Visit from a lovely bird friend.

I’m also getting a lot of attention from potential suitors, despite the lock down – or maybe because of it. So the natural next question for me is at what point do I entertain the idea I might have a relationship again.

My conclusion for now is “no”. Life’s pretty good, and for now I’m very content to live my life and do my own thing without being accountable to anyone else. I’ve been making home made red sauce, home made brownies, home made Kombutcha.

Kombutcha is not as gross as it looks, I promise.

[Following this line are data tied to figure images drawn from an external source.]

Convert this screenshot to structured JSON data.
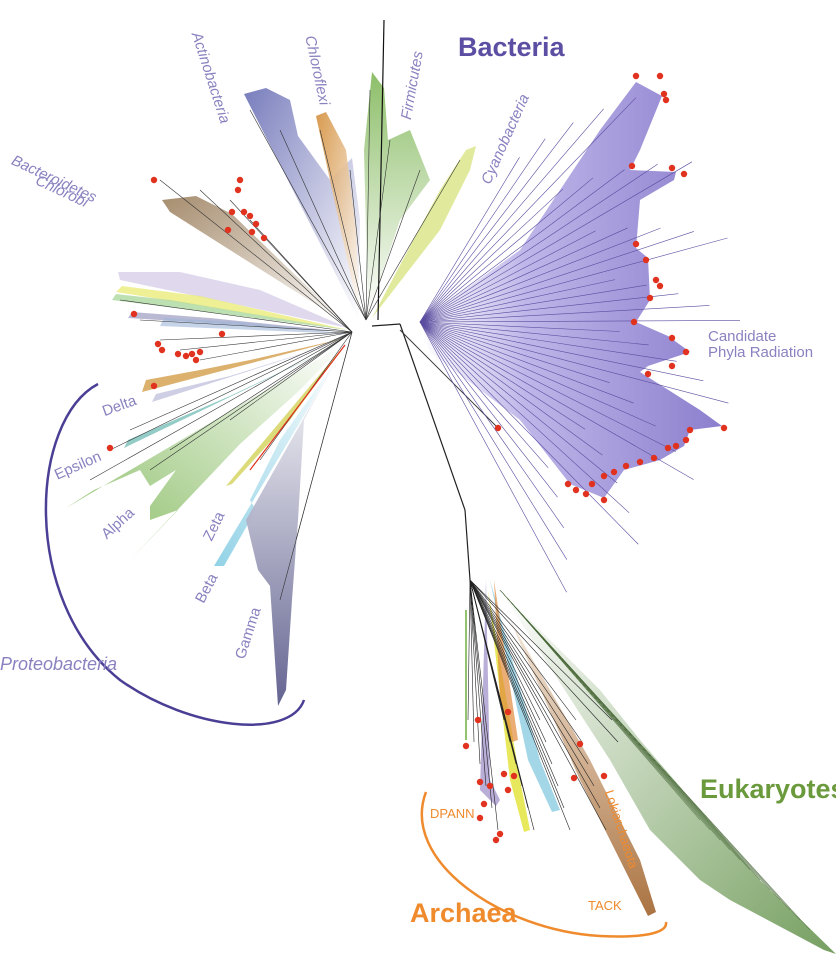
{
  "domains": {
    "bacteria": {
      "label": "Bacteria",
      "color": "#5b4ea3"
    },
    "archaea": {
      "label": "Archaea",
      "color": "#ef8a2d"
    },
    "eukaryotes": {
      "label": "Eukaryotes",
      "color": "#6a9a3c"
    }
  },
  "groups": {
    "actinobacteria": "Actinobacteria",
    "chloroflexi": "Chloroflexi",
    "firmicutes": "Firmicutes",
    "cyanobacteria": "Cyanobacteria",
    "bacteroidetes_line1": "Bacteroidetes",
    "bacteroidetes_line2": "Chlorobi",
    "cpr_line1": "Candidate",
    "cpr_line2": "Phyla Radiation",
    "delta": "Delta",
    "epsilon": "Epsilon",
    "alpha": "Alpha",
    "zeta": "Zeta",
    "beta": "Beta",
    "gamma": "Gamma",
    "proteobacteria": "Proteobacteria",
    "dpann": "DPANN",
    "lokiarchaeota": "Lokiarchaeota",
    "tack": "TACK"
  },
  "colors": {
    "label_purple": "#8a82c0",
    "cpr_purple": "#8b7fd0",
    "actino_blue": "#6f74b8",
    "chloroflexi_tan": "#d89a4a",
    "firmicutes_green": "#7fb55a",
    "bacteroidetes_brown": "#a88e6e",
    "alpha_green": "#8fbf6a",
    "gamma_slate": "#6e6f98",
    "beta_cyan": "#8fd0e6",
    "euk_green": "#8aa874",
    "loki_brown": "#b07a4a",
    "marker_red": "#e0321e",
    "branch": "#222222"
  }
}
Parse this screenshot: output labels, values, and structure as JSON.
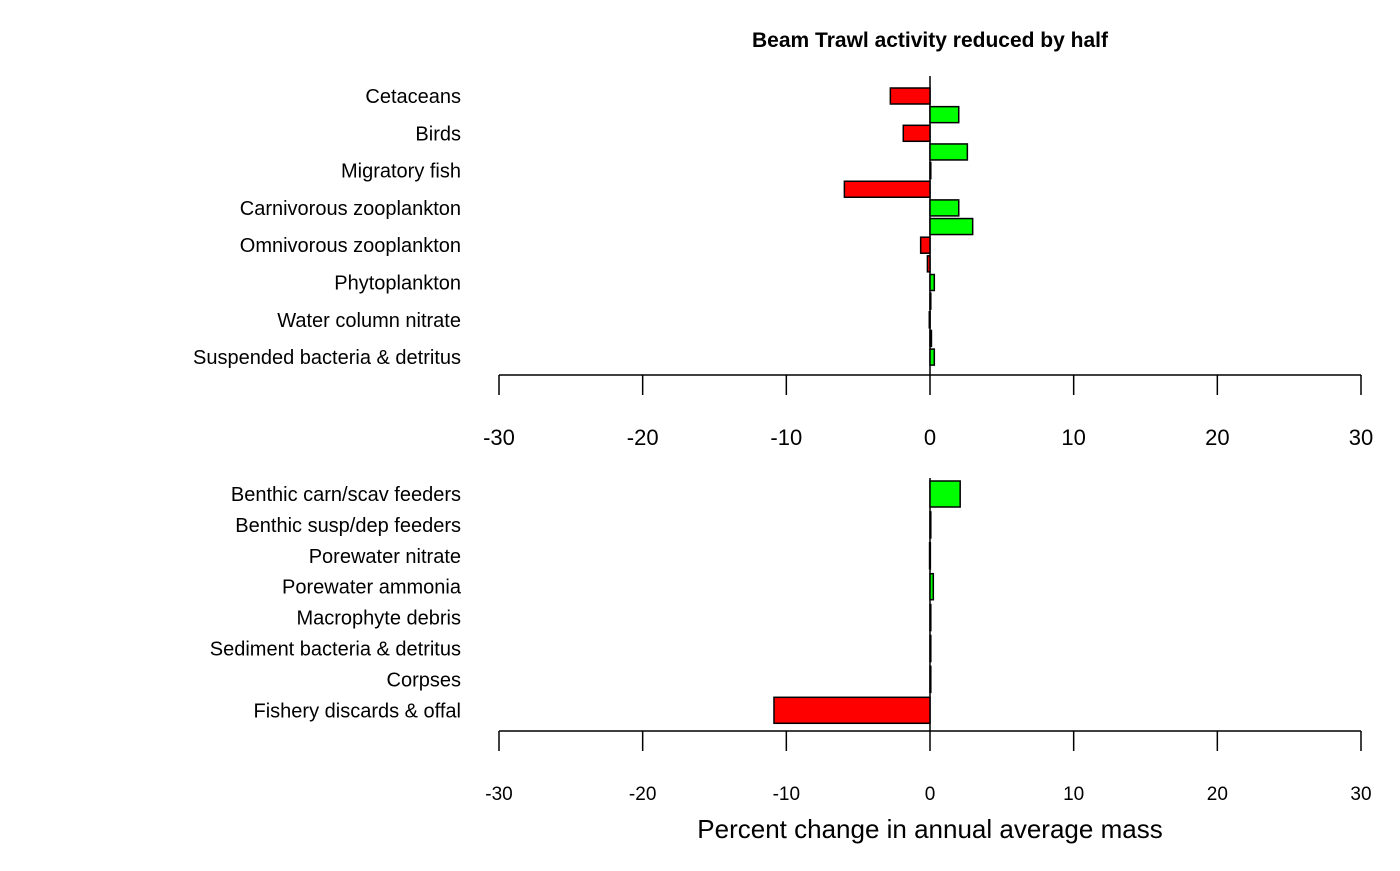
{
  "chart_data": [
    {
      "type": "bar",
      "orientation": "horizontal",
      "title": "Beam Trawl activity reduced by half",
      "xlabel": "",
      "xlim": [
        -30,
        30
      ],
      "xticks": [
        "-30",
        "-20",
        "-10",
        "0",
        "10",
        "20",
        "30"
      ],
      "grid": false,
      "categories": [
        "Cetaceans",
        "",
        "Birds",
        "",
        "Migratory fish",
        "",
        "Carnivorous zooplankton",
        "",
        "Omnivorous zooplankton",
        "",
        "Phytoplankton",
        "",
        "Water column nitrate",
        "",
        "Suspended bacteria & detritus"
      ],
      "values": [
        -2.76,
        2.0,
        -1.86,
        2.6,
        0.0,
        -5.96,
        2.0,
        2.97,
        -0.65,
        -0.18,
        0.3,
        0.0,
        -0.05,
        0.1,
        0.3
      ]
    },
    {
      "type": "bar",
      "orientation": "horizontal",
      "xlabel": "Percent change in annual average mass",
      "xlim": [
        -30,
        30
      ],
      "xticks": [
        "-30",
        "-20",
        "-10",
        "0",
        "10",
        "20",
        "30"
      ],
      "grid": false,
      "categories": [
        "Benthic carn/scav feeders",
        "Benthic susp/dep feeders",
        "Porewater nitrate",
        "Porewater ammonia",
        "Macrophyte debris",
        "Sediment bacteria & detritus",
        "Corpses",
        "Fishery discards & offal"
      ],
      "values": [
        2.1,
        0.0,
        -0.03,
        0.23,
        0.0,
        0.02,
        0.0,
        -10.86
      ]
    }
  ],
  "colors": {
    "positive": "#00ff00",
    "negative": "#ff0000",
    "outline": "#000000"
  }
}
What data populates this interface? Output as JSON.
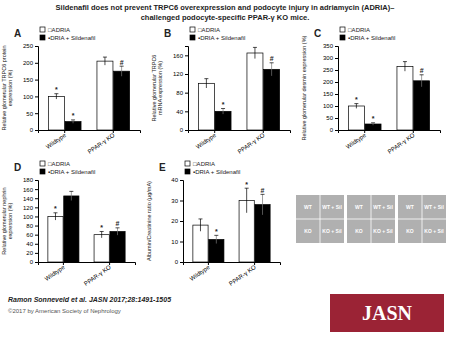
{
  "title": "Sildenafil does not prevent TRPC6 overexpression and podocyte injury in adriamycin (ADRIA)–\nchallenged podocyte-specific PPAR-γ KO mice.",
  "annotations": [
    {
      "text": "Ramon Sonneveld et al. JASN 2017;28:1491-1505"
    },
    {
      "text": "©2017 by American Society of Nephrology",
      "color": "#555555"
    },
    {
      "text": "JASN",
      "color": "#9b2335"
    }
  ],
  "chart_data": [
    {
      "type": "bar",
      "title": "A",
      "ylabel": "Relative glomerular TRPC6 protein\nexpression (%)",
      "categories": [
        "Wildtype",
        "PPAR-γ KO"
      ],
      "ylim": [
        0,
        250
      ],
      "yticks": [
        0,
        50,
        100,
        150,
        200,
        250
      ],
      "series": [
        {
          "name": "□ADRIA",
          "color": "white",
          "values": [
            100,
            205
          ],
          "errors": [
            8,
            12
          ],
          "significance": [
            "*",
            null
          ]
        },
        {
          "name": "▪DRIA + Sildenafil",
          "color": "black",
          "values": [
            25,
            175
          ],
          "errors": [
            5,
            15
          ],
          "significance": [
            "*",
            "#"
          ]
        }
      ],
      "annotations": [
        "WT",
        "WT + Sil",
        "KO",
        "KO + Sil"
      ]
    },
    {
      "type": "bar",
      "title": "B",
      "ylabel": "Relative glomerular TRPC6\nmRNA expression (%)",
      "categories": [
        "Wildtype",
        "PPAR-γ KO"
      ],
      "ylim": [
        0,
        180
      ],
      "yticks": [
        0,
        40,
        80,
        120,
        160
      ],
      "series": [
        {
          "name": "□ADRIA",
          "color": "white",
          "values": [
            100,
            165
          ],
          "errors": [
            10,
            12
          ],
          "significance": [
            null,
            null
          ]
        },
        {
          "name": "▪DRIA + Sildenafil",
          "color": "black",
          "values": [
            40,
            130
          ],
          "errors": [
            6,
            14
          ],
          "significance": [
            "*",
            "#"
          ]
        }
      ]
    },
    {
      "type": "bar",
      "title": "C",
      "ylabel": "Relative glomerular desmin expression (%)",
      "categories": [
        "Wildtype",
        "PPAR-γ KO"
      ],
      "ylim": [
        0,
        350
      ],
      "yticks": [
        0,
        50,
        100,
        150,
        200,
        250,
        300,
        350
      ],
      "series": [
        {
          "name": "□ADRIA",
          "color": "white",
          "values": [
            100,
            265
          ],
          "errors": [
            10,
            20
          ],
          "significance": [
            "*",
            null
          ]
        },
        {
          "name": "▪DRIA + Sildenafil",
          "color": "black",
          "values": [
            25,
            205
          ],
          "errors": [
            5,
            25
          ],
          "significance": [
            "*",
            "#"
          ]
        }
      ],
      "annotations": [
        "WT",
        "WT + Sil",
        "KO",
        "KO + Sil"
      ]
    },
    {
      "type": "bar",
      "title": "D",
      "ylabel": "Relative glomerular nephrin\nexpression (%)",
      "categories": [
        "Wildtype",
        "PPAR-γ KO"
      ],
      "ylim": [
        0,
        180
      ],
      "yticks": [
        0,
        20,
        40,
        60,
        80,
        100,
        120,
        140,
        160,
        180
      ],
      "series": [
        {
          "name": "□ADRIA",
          "color": "white",
          "values": [
            100,
            60
          ],
          "errors": [
            8,
            7
          ],
          "significance": [
            "*",
            "*"
          ]
        },
        {
          "name": "▪DRIA + Sildenafil",
          "color": "black",
          "values": [
            145,
            67
          ],
          "errors": [
            10,
            8
          ],
          "significance": [
            null,
            "#"
          ]
        }
      ],
      "annotations": [
        "WT",
        "WT + Sil",
        "KO",
        "KO + Sil"
      ]
    },
    {
      "type": "bar",
      "title": "E",
      "ylabel": "Albumin/Creatinine ratio (μg/mA)",
      "categories": [
        "Wildtype",
        "PPAR-γ KO"
      ],
      "ylim": [
        0,
        40
      ],
      "yticks": [
        0,
        10,
        20,
        30,
        40
      ],
      "series": [
        {
          "name": "□ADRIA",
          "color": "white",
          "values": [
            18,
            30
          ],
          "errors": [
            3,
            6
          ],
          "significance": [
            null,
            "*"
          ]
        },
        {
          "name": "▪DRIA + Sildenafil",
          "color": "black",
          "values": [
            11,
            28
          ],
          "errors": [
            2,
            5
          ],
          "significance": [
            "*",
            "#"
          ]
        }
      ]
    }
  ]
}
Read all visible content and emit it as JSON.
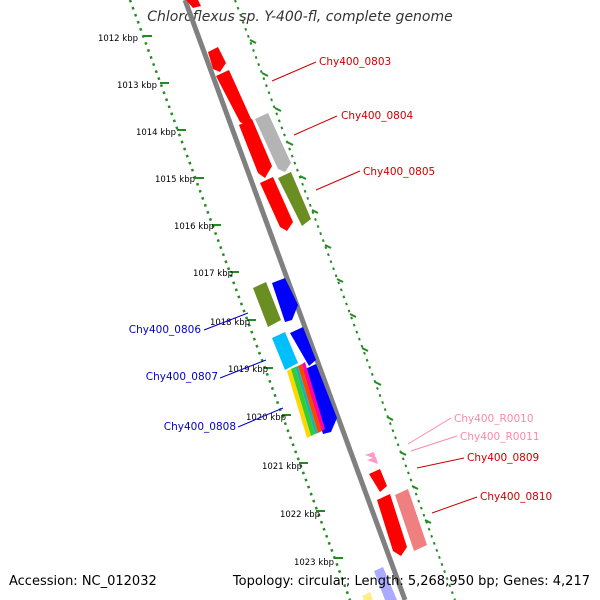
{
  "title": "Chloroflexus sp. Y-400-fl, complete genome",
  "footer": {
    "accession": "Accession: NC_012032",
    "summary": "Topology: circular; Length: 5,268,950 bp; Genes: 4,217"
  },
  "ruler_labels": [
    "1012 kbp",
    "1013 kbp",
    "1014 kbp",
    "1015 kbp",
    "1016 kbp",
    "1017 kbp",
    "1018 kbp",
    "1019 kbp",
    "1020 kbp",
    "1021 kbp",
    "1022 kbp",
    "1023 kbp"
  ],
  "gene_labels": {
    "g0803": "Chy400_0803",
    "g0804": "Chy400_0804",
    "g0805": "Chy400_0805",
    "g0806": "Chy400_0806",
    "g0807": "Chy400_0807",
    "g0808": "Chy400_0808",
    "r0010": "Chy400_R0010",
    "r0011": "Chy400_R0011",
    "g0809": "Chy400_0809",
    "g0810": "Chy400_0810"
  },
  "colors": {
    "backbone": "#808080",
    "ruler": "#228b22",
    "gene_red": "#ff0000",
    "gene_gray": "#b4b4b4",
    "gene_olive": "#6b8e23",
    "gene_blue": "#0000ff",
    "gene_cyan": "#00bfff",
    "gene_pink": "#f08080",
    "rna_pink": "#ff99cc",
    "label_red": "#cc0000",
    "label_blue": "#0000cc",
    "label_pink": "#ff88aa"
  }
}
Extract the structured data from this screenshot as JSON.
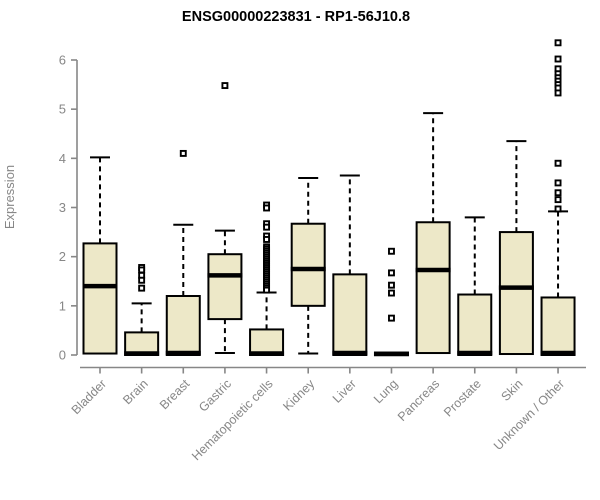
{
  "chart_data": {
    "type": "boxplot",
    "title": "ENSG00000223831 - RP1-56J10.8",
    "xlabel": "",
    "ylabel": "Expression",
    "ylim": [
      0,
      6.4
    ],
    "yticks": [
      0,
      1,
      2,
      3,
      4,
      5,
      6
    ],
    "grid": false,
    "legend": "none",
    "categories": [
      "Bladder",
      "Brain",
      "Breast",
      "Gastric",
      "Hematopoietic cells",
      "Kidney",
      "Liver",
      "Lung",
      "Pancreas",
      "Prostate",
      "Skin",
      "Unknown / Other"
    ],
    "series": [
      {
        "category": "Bladder",
        "whisker_low": 0.03,
        "q1": 0.03,
        "median": 1.4,
        "q3": 2.27,
        "whisker_high": 4.02,
        "outliers": []
      },
      {
        "category": "Brain",
        "whisker_low": 0.0,
        "q1": 0.0,
        "median": 0.03,
        "q3": 0.46,
        "whisker_high": 1.05,
        "outliers": [
          1.78,
          1.73,
          1.62,
          1.52,
          1.36
        ]
      },
      {
        "category": "Breast",
        "whisker_low": 0.0,
        "q1": 0.0,
        "median": 0.04,
        "q3": 1.2,
        "whisker_high": 2.65,
        "outliers": [
          4.1
        ]
      },
      {
        "category": "Gastric",
        "whisker_low": 0.04,
        "q1": 0.73,
        "median": 1.62,
        "q3": 2.05,
        "whisker_high": 2.53,
        "outliers": [
          5.48
        ]
      },
      {
        "category": "Hematopoietic cells",
        "whisker_low": 0.0,
        "q1": 0.0,
        "median": 0.03,
        "q3": 0.52,
        "whisker_high": 1.27,
        "outliers": [
          3.05,
          2.99,
          2.67,
          2.6,
          2.42,
          2.35,
          2.2,
          2.16,
          2.12,
          2.08,
          2.04,
          2.0,
          1.96,
          1.92,
          1.88,
          1.84,
          1.8,
          1.76,
          1.72,
          1.68,
          1.64,
          1.6,
          1.56,
          1.52,
          1.48,
          1.44,
          1.4,
          1.36,
          1.32
        ]
      },
      {
        "category": "Kidney",
        "whisker_low": 0.03,
        "q1": 1.0,
        "median": 1.75,
        "q3": 2.67,
        "whisker_high": 3.6,
        "outliers": []
      },
      {
        "category": "Liver",
        "whisker_low": 0.0,
        "q1": 0.0,
        "median": 0.04,
        "q3": 1.64,
        "whisker_high": 3.65,
        "outliers": []
      },
      {
        "category": "Lung",
        "whisker_low": 0.0,
        "q1": 0.0,
        "median": 0.02,
        "q3": 0.05,
        "whisker_high": 0.05,
        "outliers": [
          2.11,
          1.67,
          1.42,
          1.26,
          0.75
        ]
      },
      {
        "category": "Pancreas",
        "whisker_low": 0.04,
        "q1": 0.04,
        "median": 1.73,
        "q3": 2.7,
        "whisker_high": 4.92,
        "outliers": []
      },
      {
        "category": "Prostate",
        "whisker_low": 0.0,
        "q1": 0.0,
        "median": 0.04,
        "q3": 1.23,
        "whisker_high": 2.8,
        "outliers": []
      },
      {
        "category": "Skin",
        "whisker_low": 0.02,
        "q1": 0.02,
        "median": 1.37,
        "q3": 2.5,
        "whisker_high": 4.35,
        "outliers": []
      },
      {
        "category": "Unknown / Other",
        "whisker_low": 0.0,
        "q1": 0.0,
        "median": 0.04,
        "q3": 1.17,
        "whisker_high": 2.92,
        "outliers": [
          6.35,
          6.02,
          5.82,
          5.72,
          5.64,
          5.57,
          5.5,
          5.43,
          5.33,
          3.9,
          3.5,
          3.3,
          3.16,
          2.97
        ]
      }
    ],
    "colors": {
      "box_fill": "#EDE8C8",
      "box_border": "#000000",
      "median": "#000000",
      "whisker": "#000000",
      "outlier": "#000000",
      "axis": "#878787",
      "tick_label": "#878787",
      "title": "#000000",
      "background": "#ffffff"
    }
  }
}
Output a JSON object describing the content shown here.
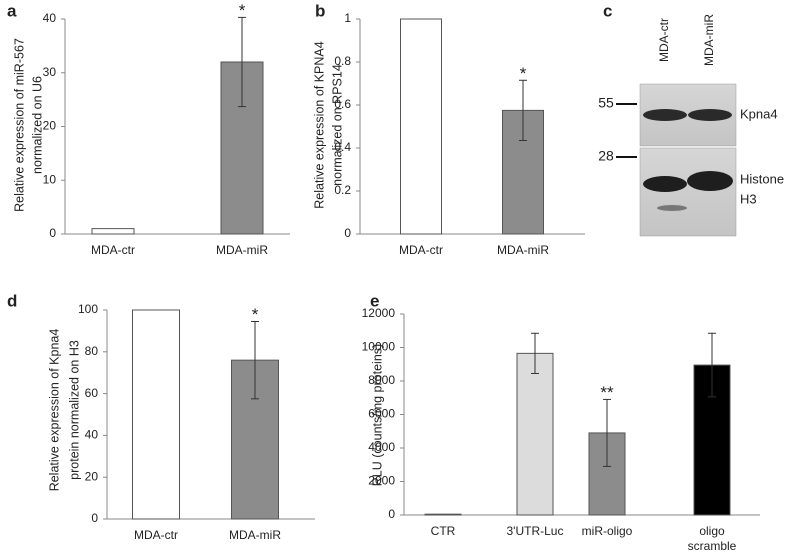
{
  "chart_data": [
    {
      "type": "bar",
      "panel": "a",
      "y_label": [
        "Relative expression of miR-567",
        "normalized on U6"
      ],
      "categories": [
        "MDA-ctr",
        "MDA-miR"
      ],
      "values": [
        1,
        32
      ],
      "errors": [
        null,
        8.3
      ],
      "colors": [
        "#ffffff",
        "#8c8c8c"
      ],
      "significance": [
        null,
        "*"
      ],
      "ylim": [
        0,
        40
      ],
      "yticks": [
        0,
        10,
        20,
        30,
        40
      ]
    },
    {
      "type": "bar",
      "panel": "b",
      "y_label": [
        "Relative expression of KPNA4",
        "normalized on RPS14"
      ],
      "categories": [
        "MDA-ctr",
        "MDA-miR"
      ],
      "values": [
        1,
        0.575
      ],
      "errors": [
        null,
        0.14
      ],
      "colors": [
        "#ffffff",
        "#8c8c8c"
      ],
      "significance": [
        null,
        "*"
      ],
      "ylim": [
        0,
        1
      ],
      "yticks": [
        0,
        0.2,
        0.4,
        0.6,
        0.8,
        1
      ]
    },
    {
      "type": "blot",
      "panel": "c",
      "lanes": [
        "MDA-ctr",
        "MDA-miR"
      ],
      "markers": [
        55,
        28
      ],
      "bands": [
        [
          "Kpna4"
        ],
        [
          "Histone",
          "H3"
        ]
      ]
    },
    {
      "type": "bar",
      "panel": "d",
      "y_label": [
        "Relative expression of Kpna4",
        "protein normalized on H3"
      ],
      "categories": [
        "MDA-ctr",
        "MDA-miR"
      ],
      "values": [
        100,
        76
      ],
      "errors": [
        null,
        18.5
      ],
      "colors": [
        "#ffffff",
        "#8c8c8c"
      ],
      "significance": [
        null,
        "*"
      ],
      "ylim": [
        0,
        100
      ],
      "yticks": [
        0,
        20,
        40,
        60,
        80,
        100
      ]
    },
    {
      "type": "bar",
      "panel": "e",
      "y_label": [
        "RLU (counts/mg proteins)"
      ],
      "categories": [
        [
          "CTR"
        ],
        [
          "3'UTR-Luc"
        ],
        [
          "miR-oligo"
        ],
        [
          "oligo",
          "scramble"
        ]
      ],
      "values": [
        50,
        9650,
        4900,
        8950
      ],
      "errors": [
        null,
        1200,
        2000,
        1900
      ],
      "colors": [
        "#222222",
        "#dcdcdc",
        "#8c8c8c",
        "#000000"
      ],
      "significance": [
        null,
        null,
        "**",
        null
      ],
      "ylim": [
        0,
        12000
      ],
      "yticks": [
        0,
        2000,
        4000,
        6000,
        8000,
        10000,
        12000
      ]
    }
  ]
}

But then a strange thing happened: someone talked to me about their partner and I instantly felt a twinge of jealousy, it went something like

  • that person has a relationship
  • relationships are nice
  • I should have nice things
  • I should have a relationship

And just as quickly I realised that’s completely the wrong way to think about it. You see, that’s the same thought process I have when I see someone who has a nice car

  • that person has a car
  • cars are nice
  • I should have nice things
  • I should have a car

But that thought process is silly. I don’t actually want a car, I don’t need a car either, they’re expensive and inconvenient to store, they cause pollution. Nah, I don’t want one. At least, not right now anyway.

And if I’m honest with myself that’s how I feel about relationships. I don’t want one right now anyway, but this all got me thinking.

A relationship isn’t like a car

Stephen’s thought of the day

Ok, ok, bear with me. What I mean to say is: you can’t possess a relationship. Or at least I don’t think it’s good to try “have” a relationship. I think that for most of my life I saw a relationship as something one could “have” like a car or a house or a TV. Something nice that most people have that I should probably have too because… well… well, why shouldn’t I have nice things? Things are nice. I’m nice!

But I’m coming around to the idea that this is the wrong way to think about relationships. It turns a relationship into a commodity. It makes hunting for a partner an exercise in trying to find the “best deal” or “the best you can afford”. It makes dating a marketplace and heaven knows we see enough of that stuff on all those dating websites. Tinder even originally created an algorithm that attempted to match you more with people at the same level of “hotness” as you have (I am not kidding, look it up).

But that’s not what a relationship is all about is it? A relationship is not something you have, it’s something you do. Who you do it with is up to you and is not really governed by market forces. It’s not a calculation in getting the best you can get or settling for what you think you deserve. It’s falling in love, which is a complex experience which is unique to each pair of people.

So, what I meant by my provocative title is merely this: don’t “have” a relationship, because a relationship is something you “do”.

I think this change of perspective is important. It’s certainly changed how I view potential partners. I no longer think “so and so would be an amazing catch” because… well, no, that’s not the point. The point is not to “have”, the point is to “do”.

So am I set on bachelorhood for the rest of my life? I don’t think so. Remember that bird who visits me? Well that’s not the whole story. You see, Mynah birds mate for life, so I am always visited by two.

Mynah birds mate for life, so I am happy to report I am always visited by two.